Well perhaps not a neo-Luddite, but I’m all anti-social baby! I’ve been thinking about what keeps me in Bristol as opposed to moving back to Wales or to Sheffield. It dawned on me last night as I ventured to an art installation and shin-dig in an abandoned garage, with my friends - What keeps me in Bristol is the learning of something that has as of yet eluded me, socialisation.
If you know me then you’re probably aware of what an anti-social, old moaning bastard I can be. It’s not something that I go out of my way to be but sometimes it’s hard to suppress the impulse to hide from the world and if I do have to interact with it, moan. I realized last night I never learnt sociability when I was younger, and so now, here in Bristol this is my new project.
Now to some people growing learning to be sociable and communicative is a necessity, or a pleasure. To me it was neither, and the problem with that is now I am in a city where if you don’t work at communicating with others you would call your friends, they just carry on regardless. I guess I am not quite ready to have an adult sticker, but I am working on it.
Have you ever noticed though when you enter a situation that makes you feel uncomfortable - being sociable in my case - that your mind starts painting alternatives, and saying ‘why are you wasting your time, there’s other things you could be doing?’. My greatest battle is going to be with that little pale limbed twat sitting in a purple velvet reclining chair in my head, pulling little brass levers and bits of twine.
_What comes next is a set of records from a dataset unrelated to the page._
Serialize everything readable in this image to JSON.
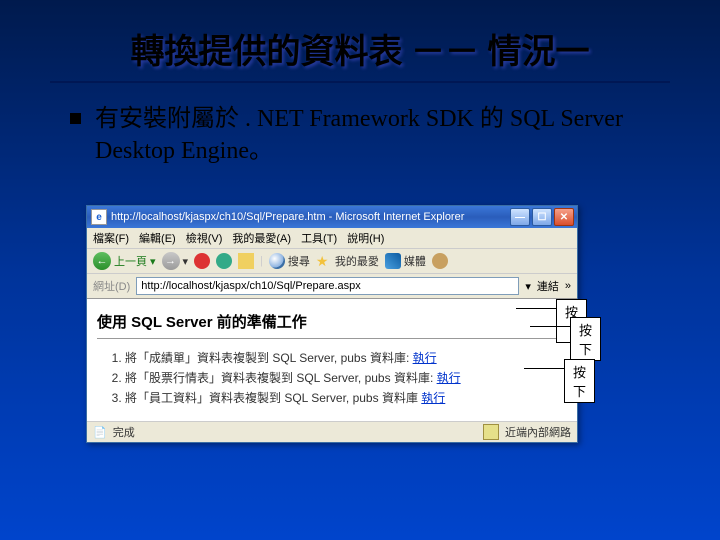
{
  "slide": {
    "title": "轉換提供的資料表 －－ 情況一",
    "bullet": "有安裝附屬於 . NET Framework SDK 的 SQL Server Desktop Engine。"
  },
  "window": {
    "title": "http://localhost/kjaspx/ch10/Sql/Prepare.htm - Microsoft Internet Explorer",
    "menu": {
      "file": "檔案(F)",
      "edit": "編輯(E)",
      "view": "檢視(V)",
      "fav": "我的最愛(A)",
      "tools": "工具(T)",
      "help": "說明(H)"
    },
    "toolbar": {
      "back": "上一頁",
      "search": "搜尋",
      "fav": "我的最愛",
      "media": "媒體"
    },
    "address": {
      "label": "網址(D)",
      "value": "http://localhost/kjaspx/ch10/Sql/Prepare.aspx",
      "go": "連結"
    },
    "page": {
      "heading": "使用 SQL Server 前的準備工作",
      "items": [
        {
          "text": "將「成績單」資料表複製到 SQL Server, pubs 資料庫: ",
          "link": "執行"
        },
        {
          "text": "將「股票行情表」資料表複製到 SQL Server, pubs 資料庫: ",
          "link": "執行"
        },
        {
          "text": "將「員工資料」資料表複製到 SQL Server, pubs 資料庫 ",
          "link": "執行"
        }
      ]
    },
    "status": {
      "done": "完成",
      "zone": "近端內部網路"
    }
  },
  "callouts": {
    "press": "按下"
  }
}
I know that I will never be the most sociable of people, I enjoy my privacy and I enjoy my solitude; However I sometimes, shockingly have a good time in the company of others. When it involves having to seek out their company though, that is where I fall down.
I’ve always felt embarrassed for some reason to seek out others company. I assume that if they wanted my time they would contact me, and that if they don’t it’s because they somehow find me to be boring, annoying, taxing or something even worse. I realize that this is paranoia on my part, and may seem silly to most of you reading this but just because I realize it is paranoia does not mean I can shake it. When you find your head disappearing under water all you want to do is hide.
I write to you on the Day of the Depressed - though I feel anything but that today, let me assure you! Sunday is for many the most depressing day of the week. What the hell are we supposed to do on Sunday. I almost feel like going to Church, sitting in one of the back rows with a ghetto-blaster and playing Satanic Music when the Pastor stands to speak. That would be as useful as anything else you could do on a Sunday - A gloomy one at that!
As I mentioned earlier I happened across an art installation yesterday, a one day special run by I’ve no idea, I think partly the squatters who live there. Among others things there was some very nice Graffiti there. Click on the image below for my photoblog with more shots.
YARGH! My back is still hurting. oweee. I will get arnica tomorrow and see if that is useful. I have decided that the next two-four weeks will be Nemo gets fit Summer Super Workout. Doomed to fail from the get go this exciting multi-discipline festival gala of events will have fireworks, backpain and lots and lots of blood and sweat.
What, you mean you got this far?
*edit*
Just thought I would add that for amusements sake I thought I would download and watch the infamous ‘Bloodrayne‘, one of the lowest ever scoring films on IMDB. I now understand the phrase: "Uwe Boll bad". Uwe, I hope you die a horrible fucking death, slow, protracted and writhing about on the floor in agony.